Key Takeaways
- Democracies are now dismantled internally by elected leaders using legal and constitutional manipulations.
- U.S. checks and balances weaken as loyalty shifts from institutions to political parties, mirroring historical declines.
- Autocratic legal tactics, like judiciary manipulation, are being borrowed and adapted globally, including in the U.S.
- Litigation is increasingly weaponized to financially pressure and silence political opponents and legal challenges.
Deep Dive
- Professor Kim Scheppele's research, focused on Hungary and Russia, reveals a new method of democratic collapse.
- She initially studied democratic optimism in Hungary in the early 1990s but documented decline instead.
- Elected leaders now use legal and constitutional maneuvers to dismantle democratic structures from within.
- This pattern, first observed in Hungary, is now evident in other countries, including the United States.
- Concerns arise over eroding American democratic checks and balances, driven by a shift from institutional to party loyalty.
- This mirrors historical patterns abroad and echoes warnings from figures like Justice Robert Jackson.

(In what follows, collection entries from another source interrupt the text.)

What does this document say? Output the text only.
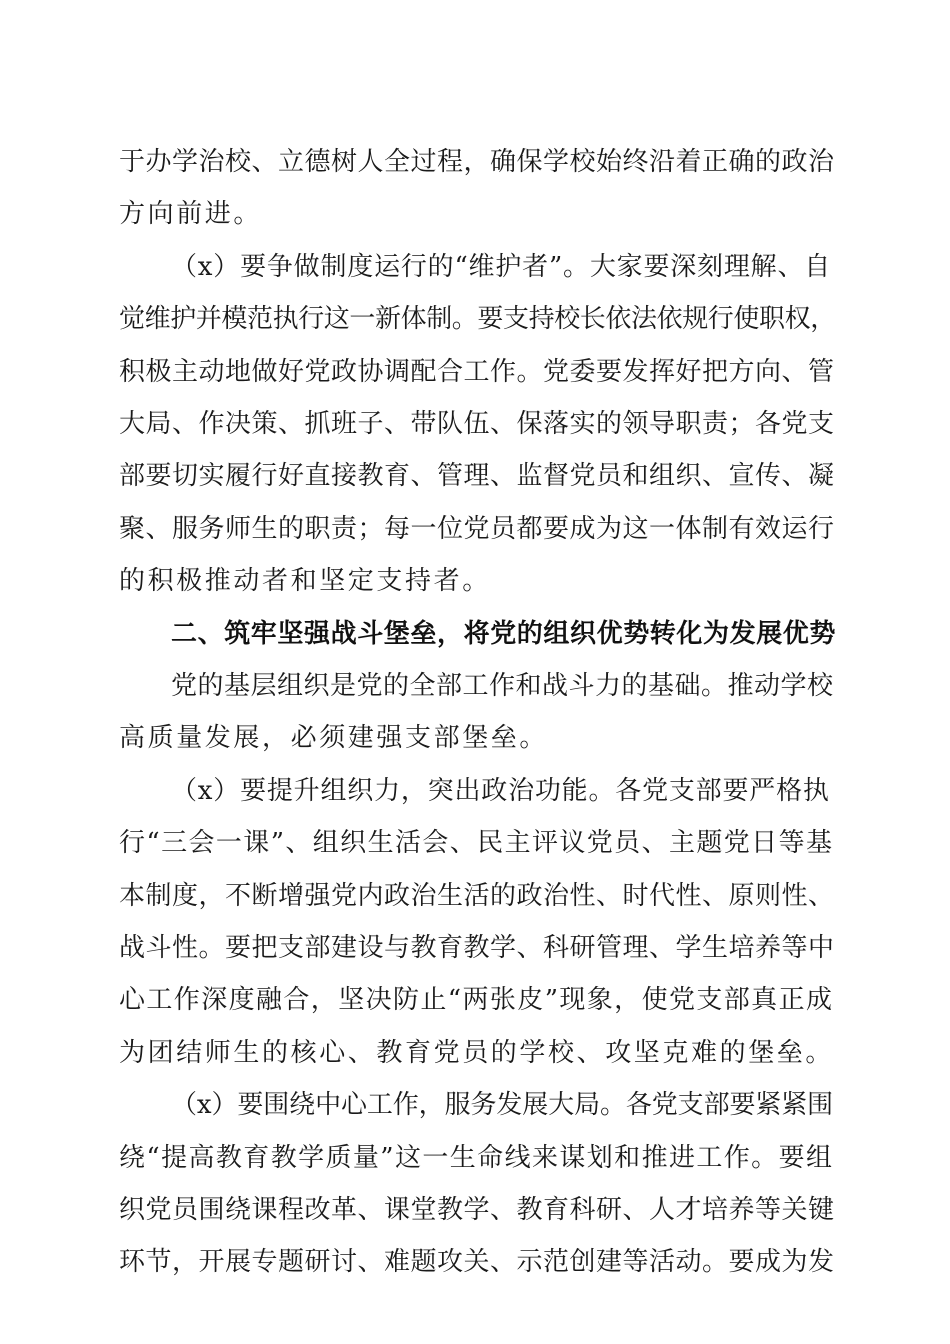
于办学治校、立德树人全过程，确保学校始终沿着正确的政治
方向前进。
（x）要争做制度运行的“维护者”。大家要深刻理解、自
觉维护并模范执行这一新体制。要支持校长依法依规行使职权，
积极主动地做好党政协调配合工作。党委要发挥好把方向、管
大局、作决策、抓班子、带队伍、保落实的领导职责；各党支
部要切实履行好直接教育、管理、监督党员和组织、宣传、凝
聚、服务师生的职责；每一位党员都要成为这一体制有效运行
的积极推动者和坚定支持者。
二、筑牢坚强战斗堡垒，将党的组织优势转化为发展优势
党的基层组织是党的全部工作和战斗力的基础。推动学校
高质量发展，必须建强支部堡垒。
（x）要提升组织力，突出政治功能。各党支部要严格执
行“三会一课”、组织生活会、民主评议党员、主题党日等基
本制度，不断增强党内政治生活的政治性、时代性、原则性、
战斗性。要把支部建设与教育教学、科研管理、学生培养等中
心工作深度融合，坚决防止“两张皮”现象，使党支部真正成
为团结师生的核心、教育党员的学校、攻坚克难的堡垒。
（x）要围绕中心工作，服务发展大局。各党支部要紧紧围
绕“提高教育教学质量”这一生命线来谋划和推进工作。要组
织党员围绕课程改革、课堂教学、教育科研、人才培养等关键
环节，开展专题研讨、难题攻关、示范创建等活动。要成为发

- Jackson's views evolved from advocating executive power under Roosevelt to cautioning against it in his Youngstown concurrence after prosecuting Nazis.
- The Weimar Constitution's collapse, due to party loyalty overriding checks, serves as a historical parallel.
- Autocrats, after democratic elections, dismantle executive power checks by borrowing tactics from other nations.
- These 'migration of unconstitutional ideas' combine seemingly constitutional elements to undermine democratic principles.
- Hungary's Viktor Orbán lowered the judicial retirement age from 70 to 62, effective immediately, to quickly replace judges.
- This method, implemented in Hungary in 2012, was later adopted by Egypt under Mohamed Morsi and Poland.
- The U.S., historically an exporter of democratic ideas, now imports strategies for dismantling democracy legally.
- Project 2025 is cited as exhibiting similarities to methods used by Viktor Orbán in Hungary.
- Tactics like cutting opposition funding and mass civil servant firings, employed by Orbán, are compared to actions in the U.S.
- Donald Trump's first term leveraged outsourced judicial appointments, with the Supreme Court amenable to expanding executive power.
- This enabled a 'break things first and ask permission later' approach, challenging existing statutes and interpretations.
- Some unitary executive cases are actively being pursued in the Supreme Court.
- Lawsuits against news media and opponents are used as a financial burden to undermine and remove political challenges, as seen in Hungary.
- Donald Trump employed such litigation tactics prior to his presidency.
- In Hungary, opposition-linked companies face disproportionately more tax audits and criminal investigations.
- US executive orders against law firms in politically charged cases may aim to dissuade clients from legal challenges.